A Toronto wine festival has opened a debate about how much new moms should drink and whether babies and alcohol can safely mix.

Event organizer defends festival as a chance for women to combat isolation

A wine festival in Toronto for moms has raised questions about how much breastfeeding mothers can safely drink. (CBC)

A Toronto wine festival has opened a debate about how much new moms should drink and whether babies and alcohol can safely mix.

A Very Mommy Wine Festival, being held today,promises an afternoon of food, parenting talks, and "wine from all over the world" in the company of 500 other mothers.

Event organizer Alana Kayfetz said on Metro Morning that the daytime event represents a chance for new mothers to break from "isolation and loneliness."
Alana Kayfetz spoke to Metro Morning and defended A Very Mommy Wine Festival, the event she helped organize, describing it as an important opportunity for women to battle the loneliness that can often accompany motherhood. (CBC Toronto)

The wine, she said, is to "grease the marketing wheels ... what we're really doing is giving people permission to have a good time."

But Ann Dowsett Johnston, author of Drink: The Intimate Relationship Between Women and Alcohol, says"putting babies and wine together, I think, is risky."

Breastfeeding and pregnancy

"You've got women who are probably breastfeeding, which isn't totally safe when you're drinking," said Dowsett Johnston on Metro Morning, pointing out that fetal alcohol spectrum disorder should also be a concern.

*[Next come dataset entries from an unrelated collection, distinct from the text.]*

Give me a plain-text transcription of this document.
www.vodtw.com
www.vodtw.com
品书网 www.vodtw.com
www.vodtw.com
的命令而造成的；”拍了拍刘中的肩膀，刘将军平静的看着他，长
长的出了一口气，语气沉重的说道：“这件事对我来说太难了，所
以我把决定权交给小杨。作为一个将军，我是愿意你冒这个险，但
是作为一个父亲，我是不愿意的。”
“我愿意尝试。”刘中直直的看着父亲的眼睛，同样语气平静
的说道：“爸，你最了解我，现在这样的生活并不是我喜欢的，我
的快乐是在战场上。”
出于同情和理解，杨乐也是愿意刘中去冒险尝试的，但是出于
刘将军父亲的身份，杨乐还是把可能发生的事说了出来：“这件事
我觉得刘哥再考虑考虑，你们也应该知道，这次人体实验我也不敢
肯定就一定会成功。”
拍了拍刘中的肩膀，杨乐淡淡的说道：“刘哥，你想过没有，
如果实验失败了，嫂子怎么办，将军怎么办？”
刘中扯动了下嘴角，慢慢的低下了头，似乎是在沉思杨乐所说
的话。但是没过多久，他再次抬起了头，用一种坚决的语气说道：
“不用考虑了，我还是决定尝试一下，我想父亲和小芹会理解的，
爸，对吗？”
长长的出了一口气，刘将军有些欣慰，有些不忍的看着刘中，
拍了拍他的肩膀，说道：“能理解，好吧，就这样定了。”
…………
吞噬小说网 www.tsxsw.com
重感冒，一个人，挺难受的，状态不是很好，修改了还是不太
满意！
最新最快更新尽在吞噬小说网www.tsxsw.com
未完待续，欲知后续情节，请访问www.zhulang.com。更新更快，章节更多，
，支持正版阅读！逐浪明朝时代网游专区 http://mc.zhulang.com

"I'm sure a lot of these women are going to be trying to get pregnant again and 50 per cent of pregnancies are unplanned," she said.

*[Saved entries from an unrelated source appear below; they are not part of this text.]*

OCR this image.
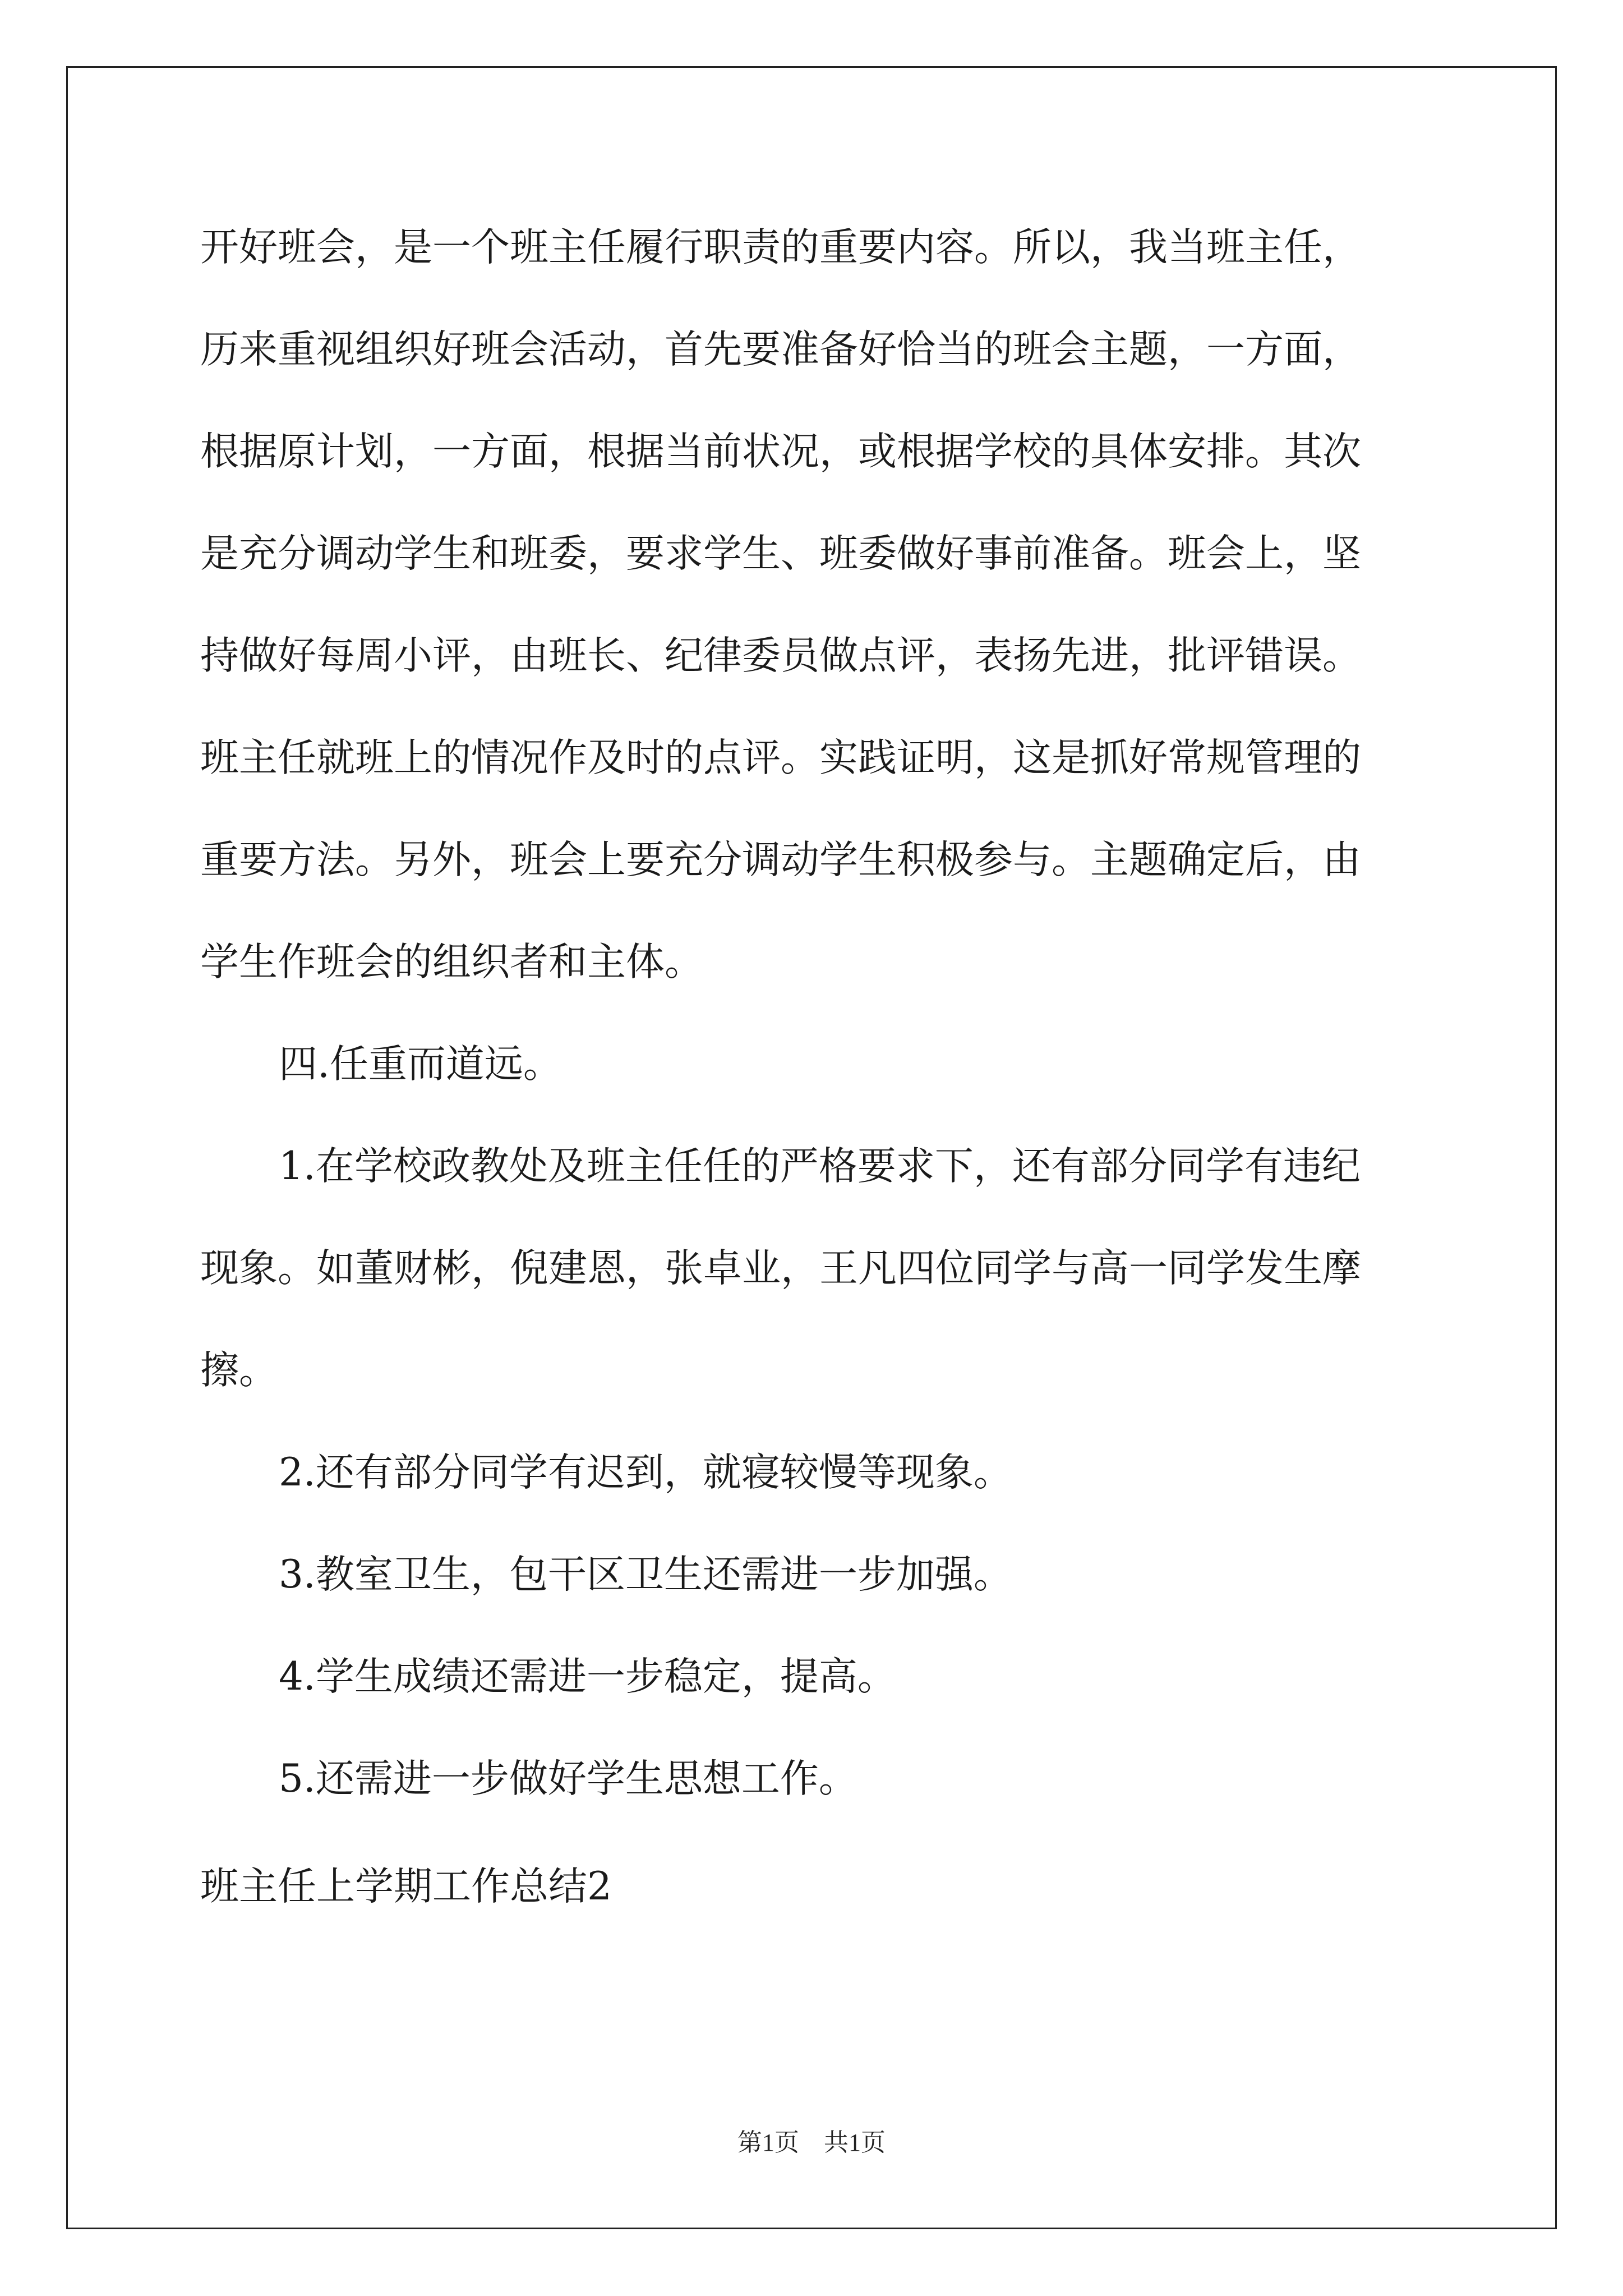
开好班会，是一个班主任履行职责的重要内容。所以，我当班主任，
历来重视组织好班会活动，首先要准备好恰当的班会主题，一方面，
根据原计划，一方面，根据当前状况，或根据学校的具体安排。其次
是充分调动学生和班委，要求学生、班委做好事前准备。班会上，坚
持做好每周小评，由班长、纪律委员做点评，表扬先进，批评错误。
班主任就班上的情况作及时的点评。实践证明，这是抓好常规管理的
重要方法。另外，班会上要充分调动学生积极参与。主题确定后，由
学生作班会的组织者和主体。
四.任重而道远。
1.在学校政教处及班主任任的严格要求下，还有部分同学有违纪
现象。如董财彬，倪建恩，张卓业，王凡四位同学与高一同学发生摩
擦。
2.还有部分同学有迟到，就寝较慢等现象。
3.教室卫生，包干区卫生还需进一步加强。
4.学生成绩还需进一步稳定，提高。
5.还需进一步做好学生思想工作。
班主任上学期工作总结2
第1页　共1页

A still from a promotional video for the wine festival. Published on Instagram, it shows moms and their kids eating, drinking and chatting. (momstoronto/Instagram)

The government of Canada's Low-Risk Alcohol Drinking Guidelines say that for women planning to become pregnant or about to breastfeed, "the safest choice is to avoid alcohol."

Meanwhile, a handout from the Society of Obstetricians and Gynaecologists of Canada says that when it comes to breastfeeding, "low-level, occasional alcohol consumption is not likely to pose a problem to an infant, but heavy alcohol consumption or binge drinking should be avoided."

Drinking a 'slippery slope'

For Dowsett Johnston, another large part of the problem is the way an event like Wednesday's reinforces alcohol companies' marketing to women.

"I call it 'pinking the culture' with wines like Girls Night Out and Mommy Juice Wine,'" she said. "The female gender has been totally in the crosshairs of the alcohol industry."

According to a 2015 report by the Public Health Agency of Canada, risky drinking was on the rise among women, especially those 35and older, between 2004-2013, jumping from 44 per cent to 56 per cent.

Kayfetz acknowledged that drinking could be a "slippery slope," but argued that drinking to excess is not part of her events, with most attendees having a glass of wine or two over several hours.
A T-shirt advertised on the MomsTO Instagram page. (momstoronto/Instagram)

"When they have a glass of wine and they're socializing, what's really happening there is the wisdom exchange," she said.

"A Very Mommy Wine Festival" is being put on by MomsTO, an organization founded by Kayfetz that bills itself as a "millennial mom movement" that seeks to reinvent "how maternity leave works and how it feels."

Past MomsTO events have included Mom's Night Out andBoozy Mommy Playdate.